Gommons toutefois cette sombre image du reggae car, comme à chaque fois, tout n’est pas à jeter. A la manière de tout un tas de featuring (et on le sait, le rap en est friand !), le reggae a tout de même parfois pu trouver sa place. Et ce, même auprès de la jeune génération ! On pensera là notamment à Chronixx qui rejoint le jeune Joey Bada$$ sur le titre “Belly of the Beat”.

https://www.youtube.com/watch?v=kcvsoBtnNrE

Cela peut même parfois donner lieu à des projets encore plus imposants, et puisque l’on en parle, il est donc impossible de passer à côté de “Distant Relatives”, l’album commun entre Nas et Damian Marley.

image cover album Distant Relatives de Nas & Damian Marley
pochette de l’album commun “Distant Relatives” de Nas et Damian Marley

Enfin, certains artistes n’hésitent pas à se laisser influencer par les deux genres, et on se rappellera tous ce moment ou Snoop Dogg nous annonçait qu’il se tournait vers le reggae justement et qu’il faudrait dès lors l’appeler Snoop Lion.
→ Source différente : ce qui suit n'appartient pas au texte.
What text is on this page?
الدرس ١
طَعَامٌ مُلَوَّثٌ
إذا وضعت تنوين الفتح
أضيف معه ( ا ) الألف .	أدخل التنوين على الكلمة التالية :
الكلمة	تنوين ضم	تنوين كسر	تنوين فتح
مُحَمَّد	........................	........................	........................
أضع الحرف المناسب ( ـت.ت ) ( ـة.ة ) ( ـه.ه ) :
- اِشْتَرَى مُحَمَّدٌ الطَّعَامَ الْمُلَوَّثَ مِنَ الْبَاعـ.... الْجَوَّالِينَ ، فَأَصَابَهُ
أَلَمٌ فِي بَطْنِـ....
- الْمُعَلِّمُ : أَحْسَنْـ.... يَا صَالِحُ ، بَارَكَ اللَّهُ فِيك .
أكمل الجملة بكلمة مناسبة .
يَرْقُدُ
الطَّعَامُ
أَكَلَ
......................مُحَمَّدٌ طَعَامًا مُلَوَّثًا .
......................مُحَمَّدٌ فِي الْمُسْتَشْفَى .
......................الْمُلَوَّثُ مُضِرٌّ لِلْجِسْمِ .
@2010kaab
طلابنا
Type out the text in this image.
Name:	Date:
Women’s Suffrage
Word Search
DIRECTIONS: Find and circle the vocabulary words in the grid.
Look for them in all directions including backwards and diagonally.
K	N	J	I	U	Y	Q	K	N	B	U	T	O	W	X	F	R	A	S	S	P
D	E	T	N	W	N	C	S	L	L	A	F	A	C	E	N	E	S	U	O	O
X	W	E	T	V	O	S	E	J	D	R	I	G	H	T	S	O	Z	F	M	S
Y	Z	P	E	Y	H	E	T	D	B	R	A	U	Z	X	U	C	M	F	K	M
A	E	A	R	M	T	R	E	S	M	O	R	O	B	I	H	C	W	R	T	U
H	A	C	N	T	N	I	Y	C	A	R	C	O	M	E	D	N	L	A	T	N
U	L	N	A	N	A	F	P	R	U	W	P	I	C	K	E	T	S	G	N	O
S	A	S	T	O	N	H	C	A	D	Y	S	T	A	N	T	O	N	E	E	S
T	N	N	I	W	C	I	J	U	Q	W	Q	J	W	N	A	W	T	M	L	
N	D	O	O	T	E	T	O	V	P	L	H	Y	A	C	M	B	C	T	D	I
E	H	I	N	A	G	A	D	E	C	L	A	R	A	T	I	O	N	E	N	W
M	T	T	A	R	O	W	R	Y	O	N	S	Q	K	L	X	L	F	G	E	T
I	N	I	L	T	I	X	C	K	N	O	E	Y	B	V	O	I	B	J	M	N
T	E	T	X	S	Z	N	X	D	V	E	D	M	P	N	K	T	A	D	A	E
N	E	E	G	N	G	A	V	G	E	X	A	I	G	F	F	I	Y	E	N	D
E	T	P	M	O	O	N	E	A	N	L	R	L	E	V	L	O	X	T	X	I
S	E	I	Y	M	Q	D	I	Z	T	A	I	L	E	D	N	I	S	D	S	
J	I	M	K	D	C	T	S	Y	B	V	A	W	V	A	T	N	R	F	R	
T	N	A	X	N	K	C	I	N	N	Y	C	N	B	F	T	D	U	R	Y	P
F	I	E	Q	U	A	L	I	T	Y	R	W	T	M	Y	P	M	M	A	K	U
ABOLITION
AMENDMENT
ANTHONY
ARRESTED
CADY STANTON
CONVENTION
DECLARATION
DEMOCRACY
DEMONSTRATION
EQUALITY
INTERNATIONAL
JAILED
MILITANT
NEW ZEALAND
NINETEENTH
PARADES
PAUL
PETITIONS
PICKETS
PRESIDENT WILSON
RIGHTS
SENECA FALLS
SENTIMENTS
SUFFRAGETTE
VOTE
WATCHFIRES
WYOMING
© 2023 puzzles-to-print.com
Une espèce de crise d’identité qu’une partie du public à dénigré, alors qu’en réalité il s’agissait simplement d’une volonté d’expression artistique différente !

image Snoop Lion article quand le reggae se mêle au rap
Le rappeur Snoop Dogg devient Snoop Lion en se mettant au reggae

Et c’est justement l’exemple du passage d’un artiste rap par excellence au reggae qui nous permet de réaliser que la frontière entre les deux est ténue. A l’inverse aujourd’hui on retrouve Snoop Dogg avec son album “Neva Left”, mais qui sait s’il ne retournera pas du côté de la Jamaïque la prochaine fois ? On retrouvera aussi des influences de la sorte chez Wiz Khalifa, notamment sur son album “Rolling Papers” (avec son “Fly Solo” notamment). Un mix des styles qui n’est pas toujours avoué mais témoigne bien de l’influence de ces deux genres musicaux l’un sur l’autre.

Par ses multiples collaborations, on distingue bien le lien fort qui unit rap et reggae, comme s’ils ne pouvaient pas vraiment s’éloigner l’un de l’autre. De New-York City à Kingston, on retrouve ainsi l’un et l’autre. Forcément, avec une telle promiscuité artistique, on ne peut que s’attendre à une concordance véritable entre les deux. D’aucuns ne manqueront pas de dire qu’aujourd’hui, si l’on parle encore de reggae, c’est bien grâce au rap qu’il subsiste. Ce serait bien vite oublier tout ce qu’il a apporter au rap justement, et l’a quasiment engendré (le rap ne serait peut-être pas là sans !). Certains à l’inverse voient d’ailleurs dans le rap l’évolution logique que se devait de prendre le reggae. Quoiqu’il en soit, on retient principalement deux styles phares de la culture noire, qui auront su se différencier pour pouvoir exister, mais qui ne peuvent s’empêcher de collaborer à nouveau de temps à autres. Cependant une question se pose aujourd’hui, alors que l’on peut pleinement prendre conscience de l’impact du rap. S’il est devenu si prédominant, et si à l’inverse le reggae quant à lui diminue en intensité, voir pire en identité, n’est-il donc pas le temps de prononcer le divorce ? Si le rap s’en sort très bien de son côté, et sait se renouveler quand il se doit de le faire; le reggae quant à lui ne devrait-il pas également se recentrer sur lui-même, s’interroger, afin de pouvoir véritablement se réimposer comme un genre à part entière, unique et véritable… ?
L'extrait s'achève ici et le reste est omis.